The training function for the ResNet is almost identical to the Logistic Regression setup. Note that we allow the ResNet to perform validation every 2 epochs to also check whether the model overfits strongly in the first iterations or not.
weights = Weights(
name="hf-hub:neurospin/resnet18-stl10",
data_dir=checkpointdir,
filepath="weights-resnet18-stl10.pt"
)
batch_size = 64
train_transforms = transforms.Compose(
[
transforms.RandomHorizontalFlip(),
transforms.RandomResizedCrop(size=96, scale=(0.8, 1.0)),
transforms.RandomGrayscale(p=0.2),
transforms.GaussianBlur(kernel_size=9, sigma=(0.1, 0.5)),
transforms.ToTensor(),
transforms.Normalize((0.5,), (0.5,)),
]
)
train_img_aug_data = STL10(
root=datadir,
split="train",
download=True,
transform=train_transforms
)
train_loader = data.DataLoader(
train_img_data,
batch_size=batch_size,
shuffle=True,
drop_last=False,
pin_memory=True,
num_workers=num_workers
)
callbacks = [
ModelCheckpoint(
save_weights_only=True, mode="max", monitor="val_acc"),
LearningRateMonitor(logging_interval="epoch")
]
trainer_params = {
"default_root_dir": checkpointdir,
"accelerator": device,
"max_epochs": 100,
"callbacks": callbacks,
"check_val_every_n_epoch": 2
}
model = LogisticRegression(
model=torchvision.models.resnet18(weights=None, num_classes=10),
num_classes=10,
lr=1e-3,
weight_decay=2e-4,
random_state=42,
**trainer_params
)
if load_pretrained:
print(f"Found pretrained model at {weights.weight_file}, loading...")
weights.load_pretrained(model.model)
model.fitted_ = True
else:
model.fit(train_loader, test_loader)
preds = model.predict(test_loader)
labels = torch.cat([batch[1] for batch in test_loader])
print(f"Predictions: {preds.shape}")
print(f"Labels: {labels.shape}")
acc = (preds.argmax(dim=-1) == labels).float().mean()
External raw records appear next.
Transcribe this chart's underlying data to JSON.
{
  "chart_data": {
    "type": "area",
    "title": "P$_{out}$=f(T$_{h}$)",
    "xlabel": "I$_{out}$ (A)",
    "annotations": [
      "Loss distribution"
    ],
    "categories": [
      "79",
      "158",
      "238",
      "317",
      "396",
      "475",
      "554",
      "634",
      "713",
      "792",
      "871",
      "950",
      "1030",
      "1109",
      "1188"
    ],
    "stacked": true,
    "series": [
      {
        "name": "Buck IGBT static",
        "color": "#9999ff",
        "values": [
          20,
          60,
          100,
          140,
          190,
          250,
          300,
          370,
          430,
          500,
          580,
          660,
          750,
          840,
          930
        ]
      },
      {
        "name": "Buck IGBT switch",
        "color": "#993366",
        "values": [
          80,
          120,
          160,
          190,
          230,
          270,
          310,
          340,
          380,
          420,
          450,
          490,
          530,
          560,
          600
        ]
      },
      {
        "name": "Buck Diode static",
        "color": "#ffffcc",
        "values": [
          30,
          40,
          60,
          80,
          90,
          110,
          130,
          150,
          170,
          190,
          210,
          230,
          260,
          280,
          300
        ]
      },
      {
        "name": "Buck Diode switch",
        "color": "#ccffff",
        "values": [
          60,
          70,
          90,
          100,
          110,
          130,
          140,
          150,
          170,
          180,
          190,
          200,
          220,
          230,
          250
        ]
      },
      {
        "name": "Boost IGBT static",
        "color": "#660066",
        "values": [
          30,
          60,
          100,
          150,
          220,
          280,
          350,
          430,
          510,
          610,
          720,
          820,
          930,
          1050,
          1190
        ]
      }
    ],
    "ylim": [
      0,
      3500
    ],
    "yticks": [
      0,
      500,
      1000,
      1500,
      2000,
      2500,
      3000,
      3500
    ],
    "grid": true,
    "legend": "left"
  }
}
print(f"Accuracy: {100 * acc:4.2f}%")
The ResNet trained from scratch achieves ~73% on the test set. This is almost 7% less than the contrastive learning model, and even slightly less than SimCLR achieves with 1/10 of the data. This shows that self-supervised, contrastive learning provides considerable performance gains by leveraging large amounts of unlabeled data when little labeled data is available.
Conclusion¶
In this tutorial, we have discussed self-supervised contrastive learning and implemented SimCLR as an example method. We have applied it to the STL10 dataset and showed that it can learn generalizable representations that we can use to train simple classification models. With 500 images per label, it achieved an 8% higher accuracy than a similar model solely trained from supervision and performs on par with it when only using a tenth of the labeled data. Our experimental results are limited to a single dataset, but recent works such as Ting Chen et al. showed similar trends for larger datasets like ImageNet. Besides the discussed hyperparameters, the size of the model seems to be important in contrastive learning as well. If a lot of unlabeled data is available, larger models can achieve much stronger results and come close to their supervised baselines. Further, there are also approaches for combining contrastive and supervised learning, leading to performance gains beyond supervision (see Khosla et al.). Moreover, contrastive learning is not the only approach to self-supervised learning that has come up in the last two years and showed great results. Other methods include distillation-based methods like BYOL and redundancy reduction techniques like Barlow Twins. There is a lot more to explore in the self-supervised domain, and more, impressive steps ahead are to be expected.